El monje griego que nos la enseña, relata la historia de la prodigiosa fuente; el famoso «milagro de los peces».
En el mismo instante que los turcos entraban por asalto en Constantinopla, un monje de este convento estaba friendo unos pescados. Otro monje, consternado por el suceso, se presentó en la puerta dándole la terrible noticia.
—¡Bah!—repuso el primero no admitiendo que Bizancio pudiera ser tomada—. Creeré en eso cuando vea á mis pescados saltar de la sartén.
Y los pescados saltaron, medio rojos y medio negros, pues sólo estaban fritos por un lado, y fueron á refugiarse en el agua de la cisterna, donde nadan aún.
El barbudo monje de ahora nos cuenta esta leyenda, simple hasta la estupidez, con grandes aspavientos dramáticos para demostrar su fe: pero indudablemente cree en ella lo mismo que nosotros.
Después, siguiendo la costumbre, nos hisopea con el agua prodigiosa, á guisa de bendición, y... tiende la mano.

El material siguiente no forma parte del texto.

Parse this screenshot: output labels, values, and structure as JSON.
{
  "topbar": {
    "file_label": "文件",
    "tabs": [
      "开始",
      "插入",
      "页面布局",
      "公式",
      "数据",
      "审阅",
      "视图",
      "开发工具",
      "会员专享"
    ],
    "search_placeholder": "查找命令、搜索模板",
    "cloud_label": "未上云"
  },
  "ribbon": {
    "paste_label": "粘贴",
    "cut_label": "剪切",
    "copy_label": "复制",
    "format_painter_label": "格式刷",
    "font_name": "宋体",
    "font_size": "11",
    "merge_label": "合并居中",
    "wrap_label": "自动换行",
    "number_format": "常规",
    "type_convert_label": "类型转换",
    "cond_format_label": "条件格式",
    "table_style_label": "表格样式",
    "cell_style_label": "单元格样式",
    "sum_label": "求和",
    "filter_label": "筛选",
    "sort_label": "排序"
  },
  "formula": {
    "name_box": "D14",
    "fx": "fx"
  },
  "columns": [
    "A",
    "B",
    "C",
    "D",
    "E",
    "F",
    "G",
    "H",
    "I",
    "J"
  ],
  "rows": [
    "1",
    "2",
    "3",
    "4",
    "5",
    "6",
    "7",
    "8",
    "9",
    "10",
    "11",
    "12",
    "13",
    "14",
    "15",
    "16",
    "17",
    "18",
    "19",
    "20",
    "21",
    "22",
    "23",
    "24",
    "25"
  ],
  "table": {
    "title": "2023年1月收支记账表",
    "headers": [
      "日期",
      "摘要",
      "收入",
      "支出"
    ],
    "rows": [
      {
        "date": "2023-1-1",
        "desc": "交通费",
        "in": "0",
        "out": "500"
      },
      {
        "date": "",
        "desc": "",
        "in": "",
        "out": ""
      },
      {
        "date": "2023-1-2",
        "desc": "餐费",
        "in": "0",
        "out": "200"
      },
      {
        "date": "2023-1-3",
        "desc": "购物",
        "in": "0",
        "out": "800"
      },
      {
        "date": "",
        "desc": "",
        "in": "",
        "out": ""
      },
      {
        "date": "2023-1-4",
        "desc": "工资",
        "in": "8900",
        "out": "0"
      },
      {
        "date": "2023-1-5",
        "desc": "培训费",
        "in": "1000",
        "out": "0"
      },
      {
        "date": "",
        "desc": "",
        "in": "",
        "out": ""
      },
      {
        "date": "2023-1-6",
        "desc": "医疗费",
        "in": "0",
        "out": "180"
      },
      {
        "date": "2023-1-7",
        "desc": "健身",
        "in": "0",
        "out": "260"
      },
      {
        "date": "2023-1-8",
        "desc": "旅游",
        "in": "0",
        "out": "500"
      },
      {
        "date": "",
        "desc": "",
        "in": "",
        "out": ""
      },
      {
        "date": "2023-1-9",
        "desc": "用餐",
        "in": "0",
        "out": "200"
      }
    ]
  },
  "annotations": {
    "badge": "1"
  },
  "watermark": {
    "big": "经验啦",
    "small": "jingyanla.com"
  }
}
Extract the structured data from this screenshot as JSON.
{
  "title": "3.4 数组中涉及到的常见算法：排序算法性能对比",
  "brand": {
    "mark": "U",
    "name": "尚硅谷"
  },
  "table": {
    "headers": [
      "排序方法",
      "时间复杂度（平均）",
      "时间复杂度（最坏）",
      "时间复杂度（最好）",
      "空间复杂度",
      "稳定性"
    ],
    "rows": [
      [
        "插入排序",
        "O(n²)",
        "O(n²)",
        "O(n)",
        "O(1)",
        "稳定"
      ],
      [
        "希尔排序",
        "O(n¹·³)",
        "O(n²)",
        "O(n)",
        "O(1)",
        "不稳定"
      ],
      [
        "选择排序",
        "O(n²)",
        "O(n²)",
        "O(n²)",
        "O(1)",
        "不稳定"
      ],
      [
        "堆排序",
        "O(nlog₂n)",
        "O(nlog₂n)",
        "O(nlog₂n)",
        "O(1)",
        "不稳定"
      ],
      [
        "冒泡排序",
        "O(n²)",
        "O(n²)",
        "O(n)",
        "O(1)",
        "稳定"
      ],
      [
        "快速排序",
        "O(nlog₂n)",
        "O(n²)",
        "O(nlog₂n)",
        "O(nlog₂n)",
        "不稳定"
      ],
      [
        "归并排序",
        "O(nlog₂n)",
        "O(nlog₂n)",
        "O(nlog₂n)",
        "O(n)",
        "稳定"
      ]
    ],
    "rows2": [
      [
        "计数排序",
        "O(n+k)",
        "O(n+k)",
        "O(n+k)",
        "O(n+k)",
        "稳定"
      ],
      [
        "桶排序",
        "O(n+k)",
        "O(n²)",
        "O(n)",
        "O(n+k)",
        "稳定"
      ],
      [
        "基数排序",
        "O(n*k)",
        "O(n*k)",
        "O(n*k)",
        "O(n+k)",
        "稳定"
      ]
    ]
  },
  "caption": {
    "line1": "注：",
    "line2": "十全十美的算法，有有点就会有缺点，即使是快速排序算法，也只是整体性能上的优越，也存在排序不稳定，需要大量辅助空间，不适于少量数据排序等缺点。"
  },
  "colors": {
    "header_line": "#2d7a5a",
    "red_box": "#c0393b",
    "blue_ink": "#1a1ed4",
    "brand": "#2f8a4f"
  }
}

He aquí el verdadero milagro de los peces. Este sí que es indiscutible.
Convertir en monedas las gotas de agua de la santa cisterna.
XXXII
La Noche de la Fuerza
Va á comenzar el Ramadán, el mes sagrado de los musulmanes, la extraña Cuaresma que es, mientras luce el sol, ayuno y angustias, y así que cierra la noche, una orgía sin término.